Sunday, January 28, 2007

History Lesson

No, not *our* history, who do you think I am? The city of Pelindar (which was the setting in an earlier post of mine) appeared again in an exercise sometime ago entitled Landscape and Time (100), which asks the writer to create the human history of a specific piece of land. So verily:

The sandy crescent of coast on which the city of Pelindar rested was bleak but fertile, a steady year-round chill allowing for the growth of crops that neither froze nor burned under the withering sun. The seasons changed, but the wandering tides kept them in check. Winds built up rumbling along the shore, as if they, too, had found a safe harbor.

There had been civilization on the Grey Coast for millenia, almost as long as any other region, but it had not been "civilized" for all of that time. The first settlers were semi-nomadic farmers, an amalgam of intermingled families without distinction of tribe or hierarchy. Bound together by a limitless series of individual ties, they communicated through an almost instinctual network of family and companion.

The first Grey Coast villages were affairs of convenience, half-hearted, helter-skelter, leaving no trace when they dried up and blew away with the next strong wind. The people remained, incestuous, insular, regarded with flat affect those few explorers who landed on their soil and found that the Coast was too distant and too tenacious to tame. Within a few generations, these ciphers became legends, and not particularly important ones.

When the western lands left their dark ages, the Cenorians discovered the Grey Coast. They fenced in land that seemed to them to be unclaimed. Half the time, they were correct. The other half, they clashed with the locals over matters of right and trade - but by and large, Cenorian solutions were peaceful, the invaders having long since decided that the best means to enlightened society was example.

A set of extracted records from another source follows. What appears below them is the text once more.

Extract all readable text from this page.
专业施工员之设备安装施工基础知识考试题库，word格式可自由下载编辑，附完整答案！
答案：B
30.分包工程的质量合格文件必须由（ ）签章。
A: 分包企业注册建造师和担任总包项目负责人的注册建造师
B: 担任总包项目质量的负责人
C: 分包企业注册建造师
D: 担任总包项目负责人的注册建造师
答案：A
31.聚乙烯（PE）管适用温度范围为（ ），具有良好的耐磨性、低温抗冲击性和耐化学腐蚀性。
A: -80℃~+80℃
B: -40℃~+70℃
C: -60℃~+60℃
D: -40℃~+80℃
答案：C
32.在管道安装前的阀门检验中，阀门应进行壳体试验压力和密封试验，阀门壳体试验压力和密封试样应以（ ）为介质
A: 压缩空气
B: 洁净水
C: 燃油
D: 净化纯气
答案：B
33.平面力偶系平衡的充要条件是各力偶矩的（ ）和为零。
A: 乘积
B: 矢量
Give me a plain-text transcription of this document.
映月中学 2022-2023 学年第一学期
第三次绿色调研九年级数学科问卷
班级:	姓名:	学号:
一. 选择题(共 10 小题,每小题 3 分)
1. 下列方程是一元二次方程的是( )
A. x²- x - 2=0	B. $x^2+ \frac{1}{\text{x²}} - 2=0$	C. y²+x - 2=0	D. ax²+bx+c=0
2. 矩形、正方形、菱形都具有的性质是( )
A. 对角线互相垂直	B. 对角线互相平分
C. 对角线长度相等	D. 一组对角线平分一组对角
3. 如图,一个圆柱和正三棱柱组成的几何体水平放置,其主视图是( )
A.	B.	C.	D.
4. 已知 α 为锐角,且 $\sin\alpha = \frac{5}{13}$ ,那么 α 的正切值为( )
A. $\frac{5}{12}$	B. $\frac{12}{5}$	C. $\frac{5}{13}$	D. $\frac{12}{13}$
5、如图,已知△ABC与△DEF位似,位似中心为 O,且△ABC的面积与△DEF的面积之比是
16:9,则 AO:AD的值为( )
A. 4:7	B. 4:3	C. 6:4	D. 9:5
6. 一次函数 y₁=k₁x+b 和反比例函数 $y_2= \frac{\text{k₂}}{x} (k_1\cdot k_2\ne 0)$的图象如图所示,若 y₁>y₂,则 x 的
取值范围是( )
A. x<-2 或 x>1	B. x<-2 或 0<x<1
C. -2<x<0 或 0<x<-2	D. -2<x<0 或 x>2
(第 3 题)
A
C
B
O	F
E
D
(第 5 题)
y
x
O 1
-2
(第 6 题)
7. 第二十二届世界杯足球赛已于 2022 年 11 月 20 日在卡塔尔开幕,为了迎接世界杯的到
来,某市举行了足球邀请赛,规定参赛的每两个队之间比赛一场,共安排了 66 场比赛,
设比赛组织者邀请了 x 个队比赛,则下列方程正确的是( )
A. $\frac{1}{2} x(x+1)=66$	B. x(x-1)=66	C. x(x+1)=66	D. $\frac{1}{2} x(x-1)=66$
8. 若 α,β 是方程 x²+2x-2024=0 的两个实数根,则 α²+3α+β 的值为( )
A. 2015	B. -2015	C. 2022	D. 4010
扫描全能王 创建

The first five cities - little more than fortified towns with a few extra towers - sprouted up at randomly chosen points along the Grey Coast. Gradually, the most strategic of the two locations grew to prominence: one in the north, gateway to the civilized world, and one in the far south at the site of modern Pelindar, where the first lighthouse outside of Indessa was founded on the outermost island.

The Cenorians were crushed under the wave of the Black Crusade, as many were. Four of its cities were raised; the other became a slaving pit. The observatory island survived, but became forbidden territory on pain of death - and because of its isolation, became the ideal bolthole for resistance.

An uprising started there, joint of Grey Coast natives and Cenorians. They freed the region, but the slave-city became anathema. No one spoke of it. No one visited it, though its towers could be seen from any hill of any size - and on the Grey Coast, there were many of these.

The Gull Alliance dominated for a while, then subsided, followed by a number of other business consortiums, then a Giserian tyrant. It was the eastern Tirefs who wrested it from the hands of his imperial infallibility and who both built Pelindar in thrice its earlier glory and threw open the doors of the observatory to learned contemplation and discovery. The Grey Coast has not been the new world for a long time; there are ever further horizons.

Three change of hands later, the Grey Coast is a free nation - for now. There are still native tribes in the hills, but their influence can most easily be seen in darkwood eyes, stretched slightly with green and yellow, and in double jointed hands made for fine and mysterious work. In an attitude, too: a sense that what the outside world decides, however shattering, can never alter the sand in the bays.